How Reading Changed My Life is part memoir, part protest, part celebration, a commentary on how books are central to many of the most important questions faced by our culture today.
Synopsis:
A recurring theme throughout Anna Quindlen's How Reading Changed My Life is the comforting premise that readers are never alone. "There was waking, and there was sleeping. And then there were books," she writes, "a kind of parallel universe in which anything might happen and frequently did, a universe in which I might be a newcomer but never really a stranger. My real, true world." Later, she quotes editor Hazel Rochman: "Reading makes immigrants of us all.
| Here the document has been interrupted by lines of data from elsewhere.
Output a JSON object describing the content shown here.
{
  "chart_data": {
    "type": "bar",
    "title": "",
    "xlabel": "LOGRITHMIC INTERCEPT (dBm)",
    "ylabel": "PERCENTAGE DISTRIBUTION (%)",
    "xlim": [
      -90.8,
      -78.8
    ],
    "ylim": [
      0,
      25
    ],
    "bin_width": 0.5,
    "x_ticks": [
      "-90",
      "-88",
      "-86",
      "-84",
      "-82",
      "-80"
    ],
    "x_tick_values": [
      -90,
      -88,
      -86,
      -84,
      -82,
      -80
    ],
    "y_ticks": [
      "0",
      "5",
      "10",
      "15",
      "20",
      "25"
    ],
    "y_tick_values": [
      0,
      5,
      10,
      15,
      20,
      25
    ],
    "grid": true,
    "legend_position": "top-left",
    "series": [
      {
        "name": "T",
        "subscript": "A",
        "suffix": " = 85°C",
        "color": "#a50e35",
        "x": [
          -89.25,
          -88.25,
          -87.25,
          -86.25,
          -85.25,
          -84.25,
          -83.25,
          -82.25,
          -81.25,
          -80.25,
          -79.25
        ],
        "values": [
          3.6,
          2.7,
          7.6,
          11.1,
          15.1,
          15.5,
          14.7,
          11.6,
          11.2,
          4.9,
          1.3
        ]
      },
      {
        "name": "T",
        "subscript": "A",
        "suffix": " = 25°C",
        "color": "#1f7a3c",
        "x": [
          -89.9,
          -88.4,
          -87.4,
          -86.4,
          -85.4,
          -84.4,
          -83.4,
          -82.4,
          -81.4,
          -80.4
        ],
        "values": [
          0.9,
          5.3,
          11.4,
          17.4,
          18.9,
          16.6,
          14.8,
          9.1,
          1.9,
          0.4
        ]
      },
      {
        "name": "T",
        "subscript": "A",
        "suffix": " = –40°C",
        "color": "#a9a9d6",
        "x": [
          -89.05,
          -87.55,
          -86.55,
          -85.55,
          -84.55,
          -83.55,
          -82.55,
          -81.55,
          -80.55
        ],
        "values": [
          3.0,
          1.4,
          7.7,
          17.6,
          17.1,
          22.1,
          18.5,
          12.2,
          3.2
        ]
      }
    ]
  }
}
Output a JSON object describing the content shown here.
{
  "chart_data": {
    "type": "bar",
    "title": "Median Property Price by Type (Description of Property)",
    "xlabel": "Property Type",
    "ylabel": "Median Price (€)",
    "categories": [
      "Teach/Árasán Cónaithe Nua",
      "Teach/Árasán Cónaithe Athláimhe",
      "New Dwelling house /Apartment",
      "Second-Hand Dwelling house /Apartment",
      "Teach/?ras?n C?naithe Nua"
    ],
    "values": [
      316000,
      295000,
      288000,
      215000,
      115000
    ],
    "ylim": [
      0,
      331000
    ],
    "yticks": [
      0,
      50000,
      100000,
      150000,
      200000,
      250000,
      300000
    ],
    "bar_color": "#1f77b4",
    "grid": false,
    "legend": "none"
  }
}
It takes us away from home, but, most important, it finds homes for us everywhere." Indeed, Quindlen's essays are full of the names of "friends," real or fictional--Anne of Green Gables and Heidi; Anthony Trollope and Jane Austen, to name just a few--who have comforted, inspired, educated, and delighted her throughout her life. In four short essays Quindlen shares her thoughts on the act of reading itself ("It is like the rubbing of two sticks together to make a fire, the act of reading, an improbable pedestrian task that leads to heat and light"); analyzes the difference between how men and women read ("there are very few books in which male characters, much less boys, are portrayed as devoted readers"); and cheerfully defends middlebrow literature: Most of those so-called middlebrow readers would have readily admitted that the Iliad set a standard that could not be matched by What Makes Sammy Run? or Exodus. But any reader with common sense would also understand intuitively, immediately, that such comparisons are false, that the uses of reading are vast and variegated and that some of them are not addressed by Homer.
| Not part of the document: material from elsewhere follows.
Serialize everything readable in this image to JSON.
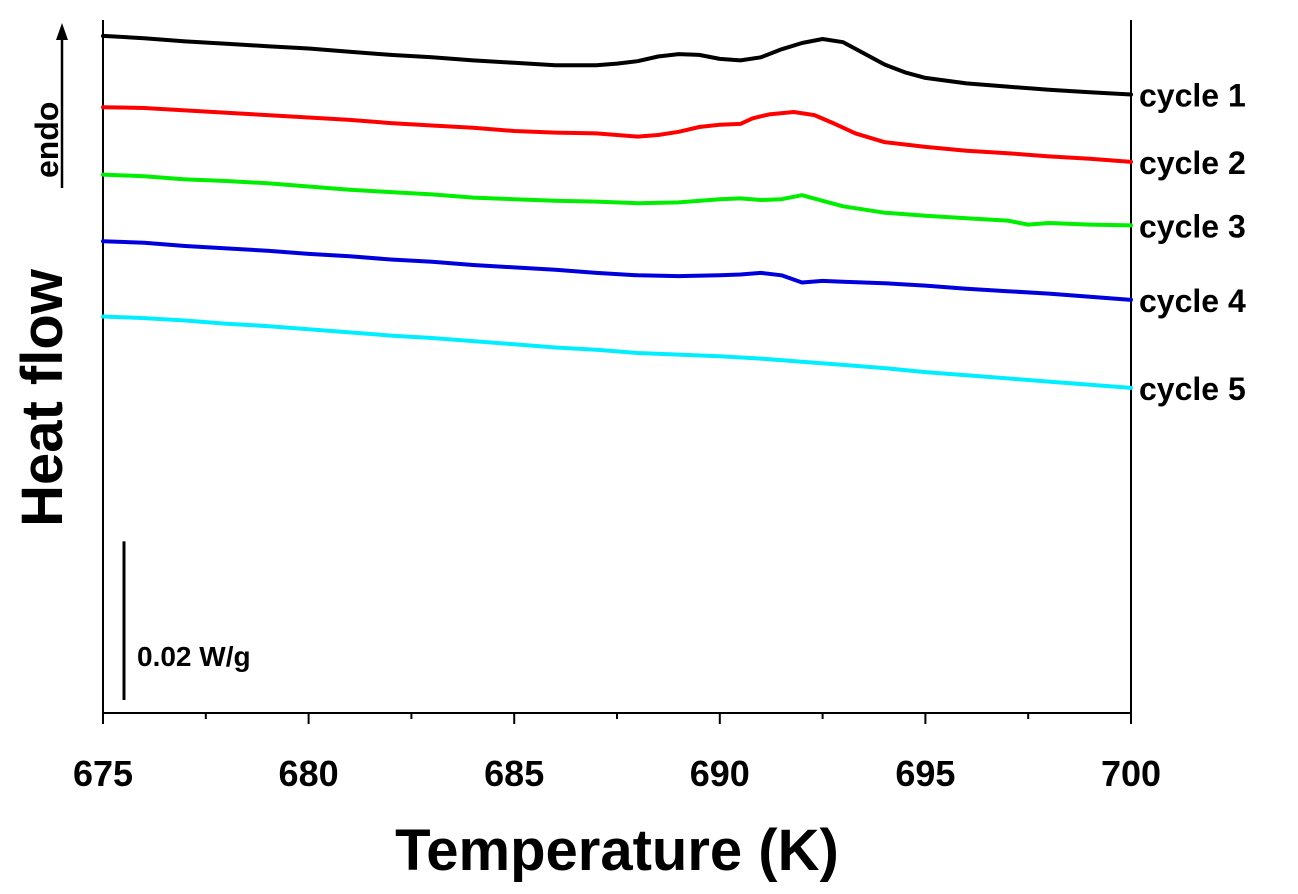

The Canon, censorship, and the future of publishing, not to mention that of reading itself, are all subjects Quindlen addresses with intelligence and optimism in a book that may not change your life, but will no doubt remind you of other books that did. --Alix Wilber
Great Books by David Denby
To movie buffs, David Denby, film critic for The New Yorker, is a familiar name. But Denby is a lover of books as well, and, at the age of 48, he decided to return to his alma mater of Columbia University and read through 2000+ years of literature. The critic thus read all the “great books,” from Homer to Woolf, Rousseau to Conrad.
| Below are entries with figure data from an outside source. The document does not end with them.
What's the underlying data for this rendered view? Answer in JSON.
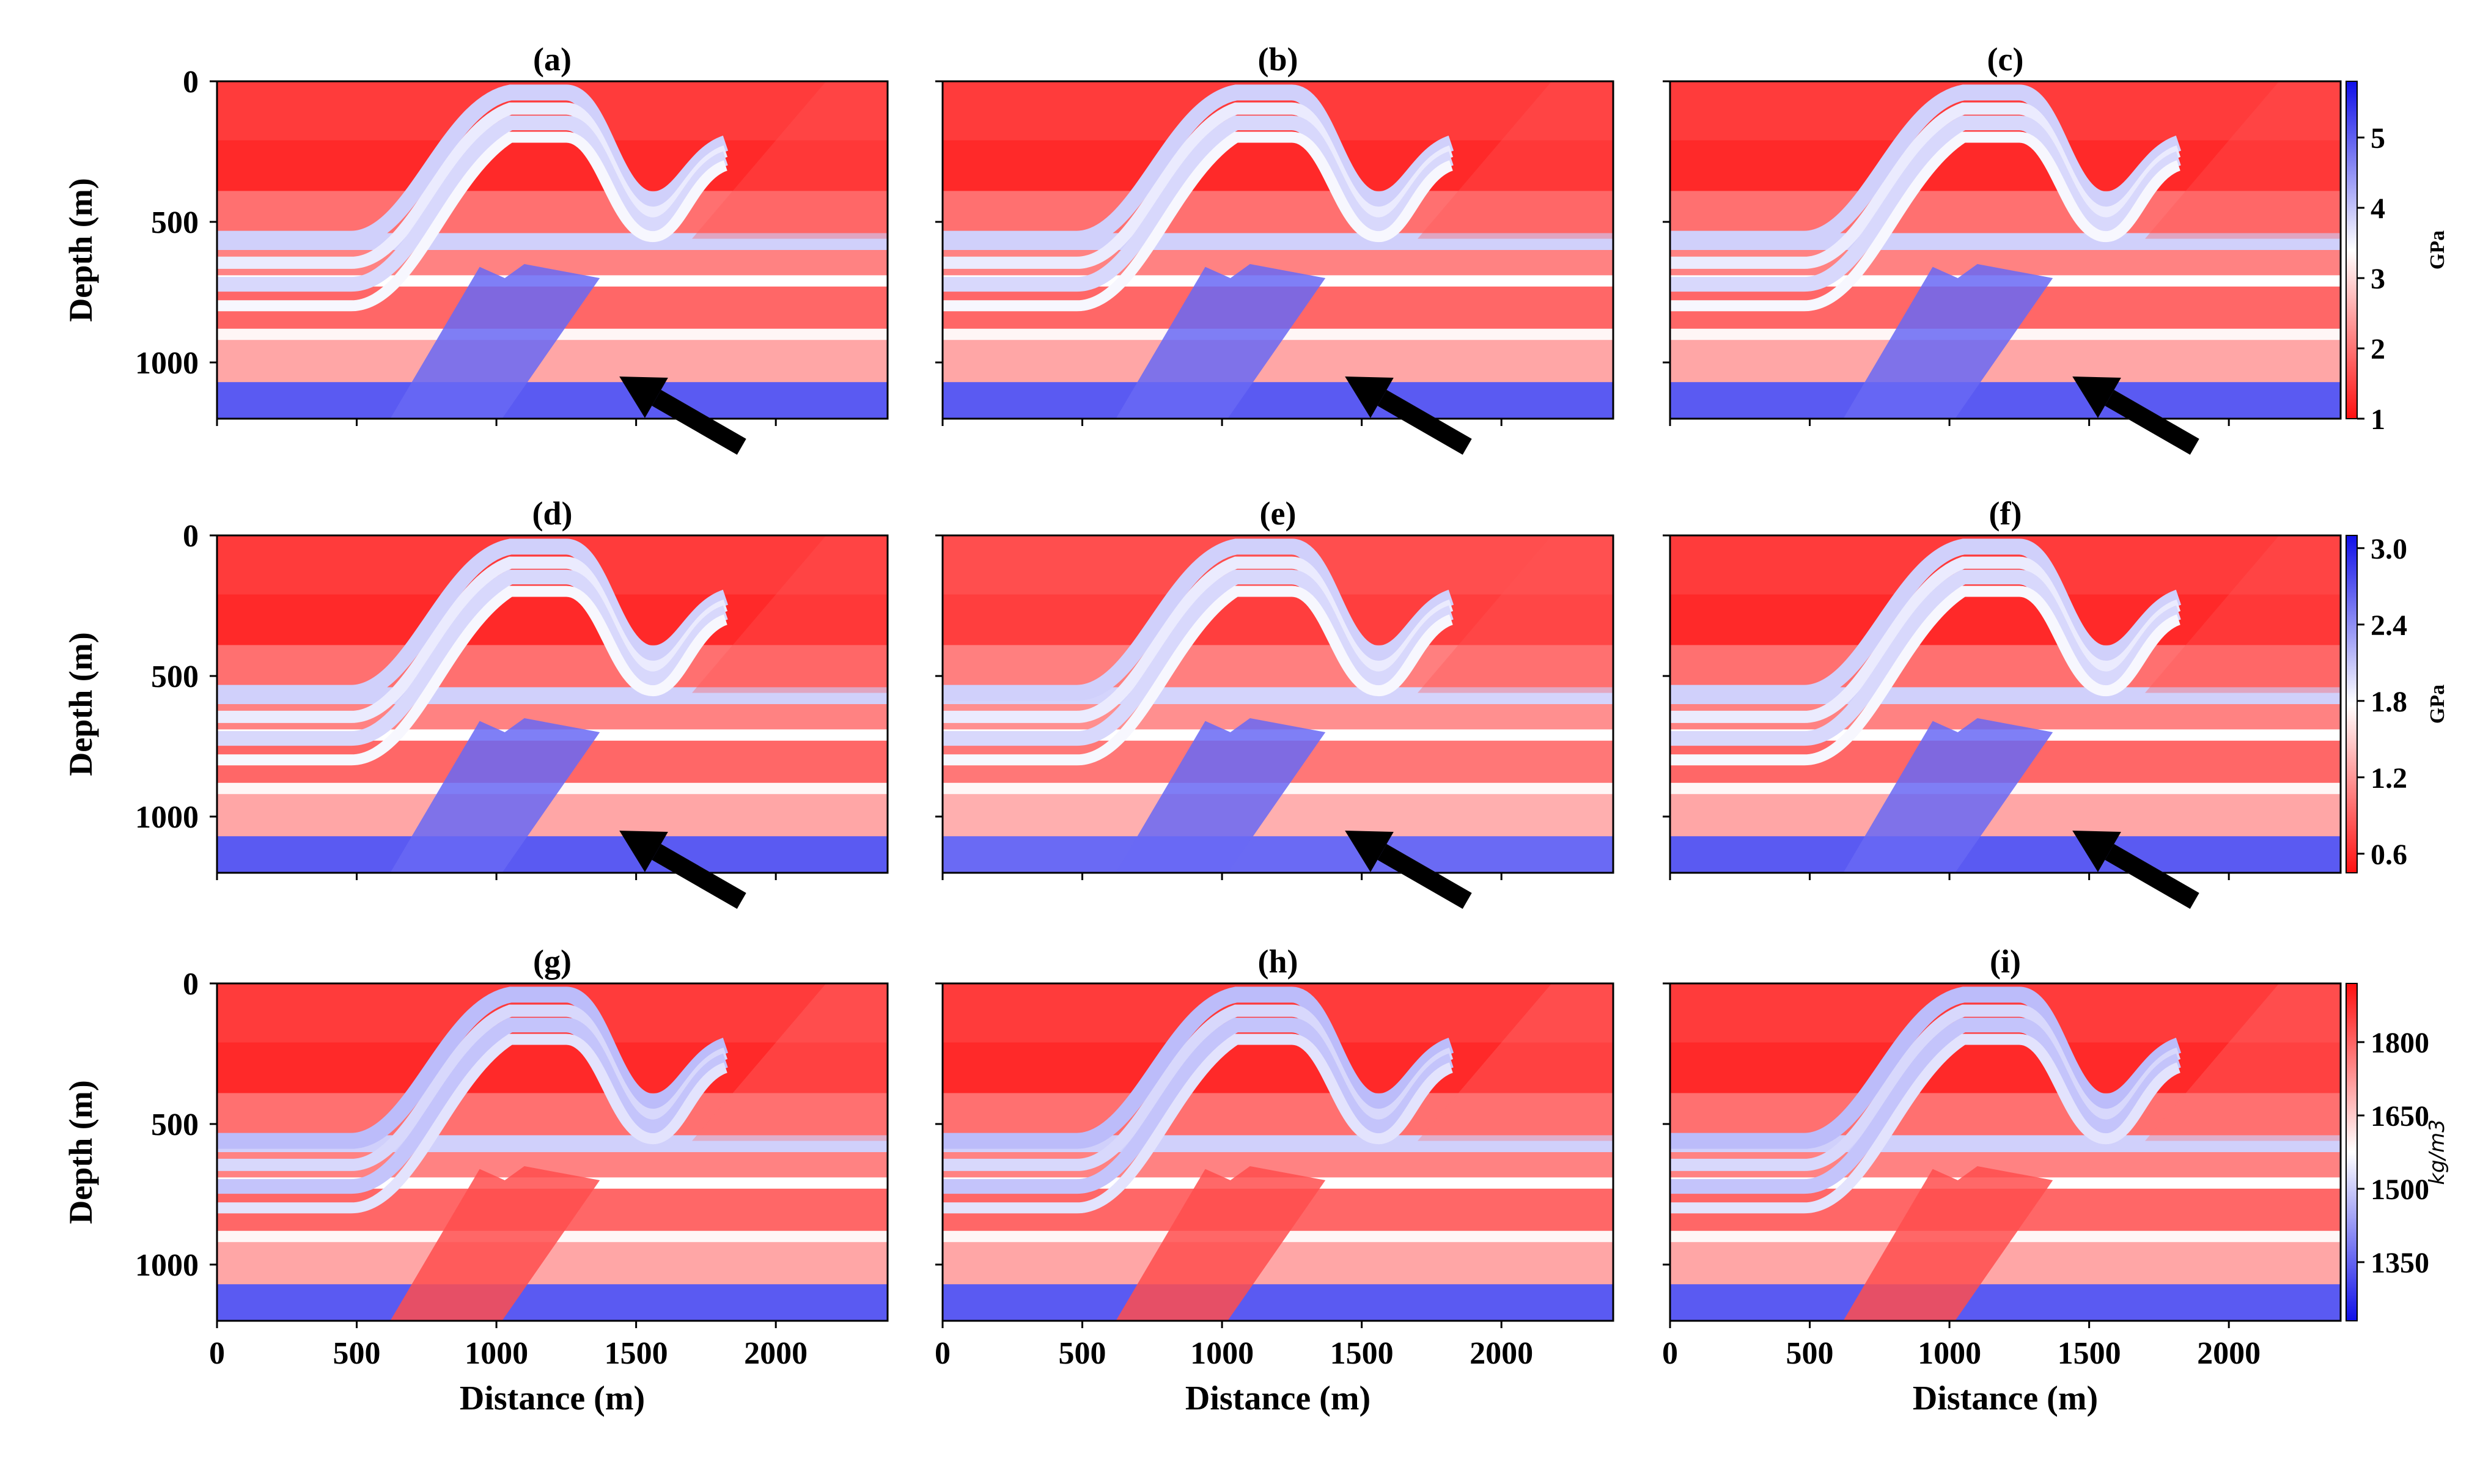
{
  "chart_data": {
    "type": "heatmap",
    "description_units": {
      "x": "m",
      "y": "m"
    },
    "x_range": [
      0,
      2400
    ],
    "y_range": [
      0,
      1200
    ],
    "x_ticks": [
      0,
      500,
      1000,
      1500,
      2000
    ],
    "x_tick_labels": [
      "0",
      "500",
      "1000",
      "1500",
      "2000"
    ],
    "y_ticks": [
      0,
      500,
      1000
    ],
    "y_tick_labels": [
      "0",
      "500",
      "1000"
    ],
    "xlabel": "Distance (m)",
    "ylabel": "Depth (m)",
    "rows": [
      {
        "panels": [
          "(a)",
          "(b)",
          "(c)"
        ],
        "colormap": "bwr_r",
        "colorbar": {
          "label": "GPa",
          "range": [
            1,
            5.8
          ],
          "ticks": [
            1,
            2,
            3,
            4,
            5
          ],
          "tick_labels": [
            "1",
            "2",
            "3",
            "4",
            "5"
          ]
        },
        "arrow_pointer": true
      },
      {
        "panels": [
          "(d)",
          "(e)",
          "(f)"
        ],
        "colormap": "bwr_r",
        "colorbar": {
          "label": "GPa",
          "range": [
            0.45,
            3.1
          ],
          "ticks": [
            0.6,
            1.2,
            1.8,
            2.4,
            3.0
          ],
          "tick_labels": [
            "0.6",
            "1.2",
            "1.8",
            "2.4",
            "3.0"
          ]
        },
        "arrow_pointer": true
      },
      {
        "panels": [
          "(g)",
          "(h)",
          "(i)"
        ],
        "colormap": "bwr",
        "colorbar": {
          "label": "kg/m3",
          "range": [
            1230,
            1920
          ],
          "ticks": [
            1350,
            1500,
            1650,
            1800
          ],
          "tick_labels": [
            "1350",
            "1500",
            "1650",
            "1800"
          ]
        },
        "arrow_pointer": false
      }
    ]
  },
  "colors": {
    "red": "#ff2020",
    "white": "#ffffff",
    "blue": "#3a3af0",
    "arrow": "#000000"
  }
}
Great Books: My Adventures with Homer, Rousseau, Woolf, and Other Indestructible Writers of the Western World chronicles Denby’s experience, thoughts, and inspiration gleaned from the pages of these important writers’ work.
Synopsis:
At the age of forty-eight, writer and film critic David Denby returned to Columbia University and re-enrolled in two core courses in Western civilization to confront the literary and philosophical masterpieces -- the "great books" -- that are now at the heart of the culture wars. In Great Books, he leads us on a glorious tour, a rediscovery and celebration of such authors as Homer and Boccaccio, Locke and Nietzsche. Conrad and Woolf. The resulting personal odyssey is an engaging blend of self-discovery, cultural commentary, reporting, criticism, and autobiography -- an inspiration for anyone in love with the written word.